Of course, law enforcement wants to keep the database of
fingerprints of known CSAM confidential, in particular to prevent
child abusers to evade detection. But a straightforward
implementation of client side scanning stores the full database of all
these fingerprints on the device of the user. (This is how
Apple’s proposed
and lather withdrawn system was supposed to work.) Even if this
database is scrambled, experience shows that skilful and determined
attackers will eventually be able to retrieve such a database. An
alternative would be to only store a copy of the database at the
messaging service provider and implement an interactive private
matching protocol, where the device proves to the service it is
not sending an image with a fingerprint in the database. This
would surely increase the load on the messaging service provider
beyond acceptable levels as it would have to run such a protocol for
each and every image being sent. Even if this turns out to be
inefficient but doable, this still depends on the messaging service
providers to properly guard this database and keep the fingerprints
confidential. And on the protocol being able to protect even against a
malicious device set to learn which fingerprints lead to a match. It
thus appears likely the database of fingerprints of known CSAM
eventually leaks. Edited on 2023-10-10 because it is more
complicated than I originally thought. This is of course a bad
idea, so Apple’s proposed
and lather withdrawn system stores a blinded copy of the
fingerprints on the device of the user (thus making it mathematically
impossible to recover the actual CSAM fingerprints), and uses a
relatively straightforward set intersection protocol to find matches
on the server. This does increase the load on the client, the network
and the server somewhat, because with every encrypted image an
additional ‘safety voucher’ needs to be computed, sent, and matched.

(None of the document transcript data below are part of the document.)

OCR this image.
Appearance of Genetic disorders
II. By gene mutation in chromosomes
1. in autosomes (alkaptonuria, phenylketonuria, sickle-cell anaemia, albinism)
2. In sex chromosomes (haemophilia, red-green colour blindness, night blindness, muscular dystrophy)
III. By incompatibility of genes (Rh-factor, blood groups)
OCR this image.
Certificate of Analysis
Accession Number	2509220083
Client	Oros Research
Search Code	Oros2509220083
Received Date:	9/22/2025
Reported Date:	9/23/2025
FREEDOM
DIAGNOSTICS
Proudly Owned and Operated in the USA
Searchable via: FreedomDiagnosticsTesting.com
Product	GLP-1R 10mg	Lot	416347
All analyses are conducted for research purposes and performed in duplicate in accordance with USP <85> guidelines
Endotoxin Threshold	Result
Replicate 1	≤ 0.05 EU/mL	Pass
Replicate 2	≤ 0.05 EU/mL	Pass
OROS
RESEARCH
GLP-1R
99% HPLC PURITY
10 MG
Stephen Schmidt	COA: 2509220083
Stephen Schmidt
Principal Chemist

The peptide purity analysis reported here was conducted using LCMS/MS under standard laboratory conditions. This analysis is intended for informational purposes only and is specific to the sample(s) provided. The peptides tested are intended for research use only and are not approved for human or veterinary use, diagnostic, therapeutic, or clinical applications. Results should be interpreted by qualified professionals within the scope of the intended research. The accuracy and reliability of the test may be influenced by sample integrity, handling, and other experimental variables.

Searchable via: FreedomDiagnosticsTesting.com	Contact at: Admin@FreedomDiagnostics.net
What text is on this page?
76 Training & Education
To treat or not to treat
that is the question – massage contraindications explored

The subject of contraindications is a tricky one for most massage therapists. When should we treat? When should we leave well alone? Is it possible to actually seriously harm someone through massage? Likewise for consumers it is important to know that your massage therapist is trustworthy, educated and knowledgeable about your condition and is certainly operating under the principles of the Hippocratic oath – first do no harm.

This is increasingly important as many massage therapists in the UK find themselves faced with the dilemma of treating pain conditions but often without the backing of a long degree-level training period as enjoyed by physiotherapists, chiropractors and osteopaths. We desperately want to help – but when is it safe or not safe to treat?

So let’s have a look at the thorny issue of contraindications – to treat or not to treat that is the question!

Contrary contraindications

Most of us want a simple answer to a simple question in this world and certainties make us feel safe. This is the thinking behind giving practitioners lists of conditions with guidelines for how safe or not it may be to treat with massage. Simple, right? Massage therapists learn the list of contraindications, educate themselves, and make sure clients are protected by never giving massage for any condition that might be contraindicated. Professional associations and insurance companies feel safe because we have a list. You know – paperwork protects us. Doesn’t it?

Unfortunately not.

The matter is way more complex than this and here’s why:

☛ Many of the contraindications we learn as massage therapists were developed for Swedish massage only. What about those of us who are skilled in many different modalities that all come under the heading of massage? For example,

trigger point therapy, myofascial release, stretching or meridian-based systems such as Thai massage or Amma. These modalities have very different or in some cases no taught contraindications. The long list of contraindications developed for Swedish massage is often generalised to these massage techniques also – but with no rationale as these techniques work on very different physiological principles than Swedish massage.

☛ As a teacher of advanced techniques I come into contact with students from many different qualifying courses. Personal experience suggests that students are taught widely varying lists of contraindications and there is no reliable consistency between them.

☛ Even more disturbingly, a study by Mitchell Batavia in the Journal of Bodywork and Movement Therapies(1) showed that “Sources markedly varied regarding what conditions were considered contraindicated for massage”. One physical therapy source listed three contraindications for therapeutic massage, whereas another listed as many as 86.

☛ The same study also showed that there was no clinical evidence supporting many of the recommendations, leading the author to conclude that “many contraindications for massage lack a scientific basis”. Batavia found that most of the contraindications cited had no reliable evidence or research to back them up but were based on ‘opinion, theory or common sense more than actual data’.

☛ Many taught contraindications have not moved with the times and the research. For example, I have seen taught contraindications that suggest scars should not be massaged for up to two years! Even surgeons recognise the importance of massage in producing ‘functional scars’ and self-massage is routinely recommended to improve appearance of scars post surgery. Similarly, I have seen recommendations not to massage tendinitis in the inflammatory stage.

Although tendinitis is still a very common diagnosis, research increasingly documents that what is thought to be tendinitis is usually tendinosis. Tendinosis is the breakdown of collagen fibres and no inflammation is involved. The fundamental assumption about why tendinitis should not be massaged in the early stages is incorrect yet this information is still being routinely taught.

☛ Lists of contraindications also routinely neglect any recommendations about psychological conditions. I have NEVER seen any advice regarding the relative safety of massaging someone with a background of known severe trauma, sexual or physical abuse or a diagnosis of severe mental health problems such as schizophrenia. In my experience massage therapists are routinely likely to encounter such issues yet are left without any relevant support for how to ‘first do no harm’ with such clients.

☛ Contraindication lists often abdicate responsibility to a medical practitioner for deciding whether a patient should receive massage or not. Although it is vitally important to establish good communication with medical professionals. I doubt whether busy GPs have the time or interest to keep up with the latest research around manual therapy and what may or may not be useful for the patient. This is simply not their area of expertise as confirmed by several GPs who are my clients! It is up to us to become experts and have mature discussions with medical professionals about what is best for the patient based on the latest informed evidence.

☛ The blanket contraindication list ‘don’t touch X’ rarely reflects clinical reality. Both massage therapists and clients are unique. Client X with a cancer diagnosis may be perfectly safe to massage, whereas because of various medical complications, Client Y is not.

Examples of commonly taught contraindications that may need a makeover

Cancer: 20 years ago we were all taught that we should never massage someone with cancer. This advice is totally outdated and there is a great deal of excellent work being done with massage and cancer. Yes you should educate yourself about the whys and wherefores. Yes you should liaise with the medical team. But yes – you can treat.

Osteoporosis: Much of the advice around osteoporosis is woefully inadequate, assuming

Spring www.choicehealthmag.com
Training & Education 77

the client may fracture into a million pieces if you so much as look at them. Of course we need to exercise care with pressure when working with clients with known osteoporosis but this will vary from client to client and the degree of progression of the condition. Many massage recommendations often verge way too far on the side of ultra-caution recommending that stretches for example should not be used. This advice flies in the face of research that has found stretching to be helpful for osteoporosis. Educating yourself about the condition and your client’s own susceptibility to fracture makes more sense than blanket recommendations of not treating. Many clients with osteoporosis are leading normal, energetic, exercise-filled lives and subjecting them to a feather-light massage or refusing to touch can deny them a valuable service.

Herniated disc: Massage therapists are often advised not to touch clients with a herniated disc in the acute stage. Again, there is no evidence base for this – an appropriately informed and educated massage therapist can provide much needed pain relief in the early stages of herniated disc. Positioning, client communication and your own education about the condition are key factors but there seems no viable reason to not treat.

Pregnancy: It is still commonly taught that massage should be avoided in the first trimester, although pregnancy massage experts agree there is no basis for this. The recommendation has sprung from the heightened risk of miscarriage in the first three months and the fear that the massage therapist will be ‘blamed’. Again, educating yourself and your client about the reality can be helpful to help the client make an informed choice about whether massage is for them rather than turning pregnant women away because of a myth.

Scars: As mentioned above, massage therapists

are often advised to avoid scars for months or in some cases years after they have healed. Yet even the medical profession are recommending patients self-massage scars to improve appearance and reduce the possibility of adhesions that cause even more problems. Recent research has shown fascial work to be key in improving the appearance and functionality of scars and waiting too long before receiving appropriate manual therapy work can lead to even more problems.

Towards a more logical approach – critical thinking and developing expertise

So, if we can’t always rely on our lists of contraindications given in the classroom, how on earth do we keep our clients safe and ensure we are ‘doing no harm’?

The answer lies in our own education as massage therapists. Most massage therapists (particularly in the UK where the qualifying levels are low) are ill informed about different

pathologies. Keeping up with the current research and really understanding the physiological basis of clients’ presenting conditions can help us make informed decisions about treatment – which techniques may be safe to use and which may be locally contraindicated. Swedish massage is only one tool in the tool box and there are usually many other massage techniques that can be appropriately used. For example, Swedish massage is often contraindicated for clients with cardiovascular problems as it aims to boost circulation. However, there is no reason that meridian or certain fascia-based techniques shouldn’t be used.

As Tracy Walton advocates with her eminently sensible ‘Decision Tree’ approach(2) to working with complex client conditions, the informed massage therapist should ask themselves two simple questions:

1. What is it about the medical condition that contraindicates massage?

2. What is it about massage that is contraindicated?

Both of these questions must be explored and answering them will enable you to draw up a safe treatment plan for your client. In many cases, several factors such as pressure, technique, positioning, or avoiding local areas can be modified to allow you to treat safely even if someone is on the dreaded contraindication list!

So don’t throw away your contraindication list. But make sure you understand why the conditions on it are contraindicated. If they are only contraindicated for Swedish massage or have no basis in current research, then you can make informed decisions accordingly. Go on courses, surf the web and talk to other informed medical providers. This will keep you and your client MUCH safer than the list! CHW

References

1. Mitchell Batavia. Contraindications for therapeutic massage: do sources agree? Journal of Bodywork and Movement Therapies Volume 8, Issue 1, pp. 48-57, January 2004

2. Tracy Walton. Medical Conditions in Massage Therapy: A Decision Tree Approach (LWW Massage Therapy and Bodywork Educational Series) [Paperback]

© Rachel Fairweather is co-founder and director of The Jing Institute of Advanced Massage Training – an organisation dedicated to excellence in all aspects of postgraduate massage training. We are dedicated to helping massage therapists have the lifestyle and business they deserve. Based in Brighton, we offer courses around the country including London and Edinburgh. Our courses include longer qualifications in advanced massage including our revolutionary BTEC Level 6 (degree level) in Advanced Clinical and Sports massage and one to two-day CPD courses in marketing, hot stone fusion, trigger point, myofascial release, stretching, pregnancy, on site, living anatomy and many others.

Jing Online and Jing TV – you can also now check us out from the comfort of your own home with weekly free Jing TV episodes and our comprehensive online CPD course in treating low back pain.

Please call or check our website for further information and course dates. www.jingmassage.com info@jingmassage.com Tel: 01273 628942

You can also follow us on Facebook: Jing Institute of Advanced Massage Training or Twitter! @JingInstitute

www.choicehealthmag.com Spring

But this only adds a linear cost, as images need to be encrypted, sent
and processed anyway. Note that if the server providers themselves are
not supposed to be involved in the matching process and learn the
outcome of the match, this infrastructure needs to be created and
maintained by the European abuse centre; this is a
significant cost. Because matches are only computed on the server, the
device does not learn whether a picture matches. This prevents
attackers to run a dictionary attack using the matching protocol
against the blinded database of fingerprints to find collisions.
Provided all providers use a similarly secure matching protocol,
leaking (a subset of) the database of fingerprints of known CSAM is
not really very likely.
Another question is whether the abuse centre can protect itself from such a DDoS attack. It is not immediately clear that it could: DDoS attacks are notoriously hard to defend against.
Of course the abuse centre quickly learns that certain fingerprints triggering such false positives are targeted by a DDoS attack. Removing these fingerprints from the database is clearly not an option, as this would prevent the detection of actual CSAM that matches these fingerprints. Perhaps the client-side scanning algorithm could be extended to do some additional testing when a match with a fingerprint of known CSAM is found, to filter out any known images used in a previous DDoS attack. This would lead to a cat and mouse game, with activists generating new trigger images that then need to be added to this ever growing pre-filtering database. It is unclear whether this converges to a situation that is manageable both for the abuse agency and the messaging service providers. And it is also unclear to what extent such pre-filtering could adversely affect the detection of actual CSAM.
Although the objectives and incentives are entirely different, the difficulty of designing sufficiently strong digital rights management systems should be a clear warning sign. And perhaps more thought should be devoted to determine whether such a DDoS threat can properly mitigated before pushing ahead with this (anyway ill-perceived) proposal.